BETAHITA.ID - Thusi Bonandito dapat membayangkan beratnya perjuangan para pelestari satwa liar di Sulawesi, saat izin-izin pertambangan menjamur di sekujur pulau itu. Soalnya, kaveling-kaveling izin pertambangan itu tak hanya merenggut ruang hidup manusia, namun juga habitat satwa liar endemik. Satwa itu dari maleo senkawor (Macrocephalon maleo), babirusa (Babyrousa babyrussa), dan anoa (Bubalus sp.)

"Sudah terbayang. Kita khawatir dengan itu. Walaupun kita fokus terhadap satwanya, tapi kalau habitatnya dibiarkan rusak ya percuma," kata Thusi, Manajer Mining Outreach di Aliansi Konservasi Tompotika (AlTo), Rabu (6/3/2024).

Thusi sendiri mengalaminya. Ia dan rekan-rekannya di AlTo mengelola wilayah seluas sekitar 100 hektare di Desa Taima, Kecamatan Bualemo, Kabupaten Banggai, Sulawesi Tengah, untuk konservasi maleo. Beberapa tahun terakhir, kehadiran beberapa tambang nikel di sekitar wilayah kelola AlTo, di sekitar Gunung Tompotika, membuat resah.


Artikel lainnya di topik "Yang Berebut Rumah dengan Rezim Tambang":


Salah satu titik tempat bertelur maleo di wilayah yang dikelola AlTo, di Banggai, Sulawesi Tengah. Foto: AlTo.

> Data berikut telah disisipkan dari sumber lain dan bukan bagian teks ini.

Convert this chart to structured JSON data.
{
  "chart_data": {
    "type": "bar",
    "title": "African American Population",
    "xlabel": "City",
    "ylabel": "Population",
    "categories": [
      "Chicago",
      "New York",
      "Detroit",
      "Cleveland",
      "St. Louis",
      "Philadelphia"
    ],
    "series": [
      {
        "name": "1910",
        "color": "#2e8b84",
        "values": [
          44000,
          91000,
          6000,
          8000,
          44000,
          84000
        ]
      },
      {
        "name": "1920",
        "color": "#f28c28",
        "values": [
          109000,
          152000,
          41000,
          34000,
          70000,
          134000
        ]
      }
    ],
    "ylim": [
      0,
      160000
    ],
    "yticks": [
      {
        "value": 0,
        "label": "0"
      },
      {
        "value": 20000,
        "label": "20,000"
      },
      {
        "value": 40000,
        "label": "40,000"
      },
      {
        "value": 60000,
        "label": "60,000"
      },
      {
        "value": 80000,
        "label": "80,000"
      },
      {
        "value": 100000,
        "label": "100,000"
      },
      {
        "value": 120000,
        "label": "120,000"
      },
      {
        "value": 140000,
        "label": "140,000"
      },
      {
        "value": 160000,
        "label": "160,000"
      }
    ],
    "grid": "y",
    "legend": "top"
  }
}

Perusahaan-perusahaan tambang itu, yang terdekat dengan lokasi kerja AlTo, di antaranya PT Banggai Mandiri Pratama, PT Bumi Persada Surya Pratama, dan PT Anugerah Bangun Makmur. Menurut Minerba One Map Indonesia (MOMI) Kementerian Energi Sumber Daya Mineral (ESDM), ketiganya berstatus operasi produksi.

Thusi mengaku telah membaca dokumen analisis mengenai dampak lingkungan (amdal) beberapa perusahaan tambang nikel itu. Masalahnya, pembahasan tentang dampak aktivitas tambang terhadap satwa liar yang ada di dalam konsesi sangat minim.

"Tidak ada tentang upaya mencegah gangguan terhadap satwa. Bagaimana gangguan kalau kendaraan lewat, suara mesin, aktivitas penebangan hutan, itu tidak ada. Hanya di-pascatambang dikatakan akan di-replanting. Tapi hampir tidak mungkin satwa-satwa itu mau kembali," kata Thusi.

Manager Program Lapangan AlTo, Pandji Ariyo Kresna, menambahkan, salah satu cara yang dilakukan AlTo untuk melindungi habitat satwa dari ekspansi pertambangan adalah dengan menaikkan status lahan. Sebab, habitat maleo yang ada di sekitar areal kerja AlTo statusnya lemah. Bahkan areal yang dikelola AlTo untuk konservasi maleo statusnya hanya Areal Penggunaan Lain.

AlTo, kata Pandji, saat ini tengah membantu mendorong agar hutan di wilayah Desa Sempaka, yang merupakan habitat maleo di Banggai, diubah statusnya menjadi hutan desa. Luas hutan yang diusulkan sekitar 5 ribu hektare.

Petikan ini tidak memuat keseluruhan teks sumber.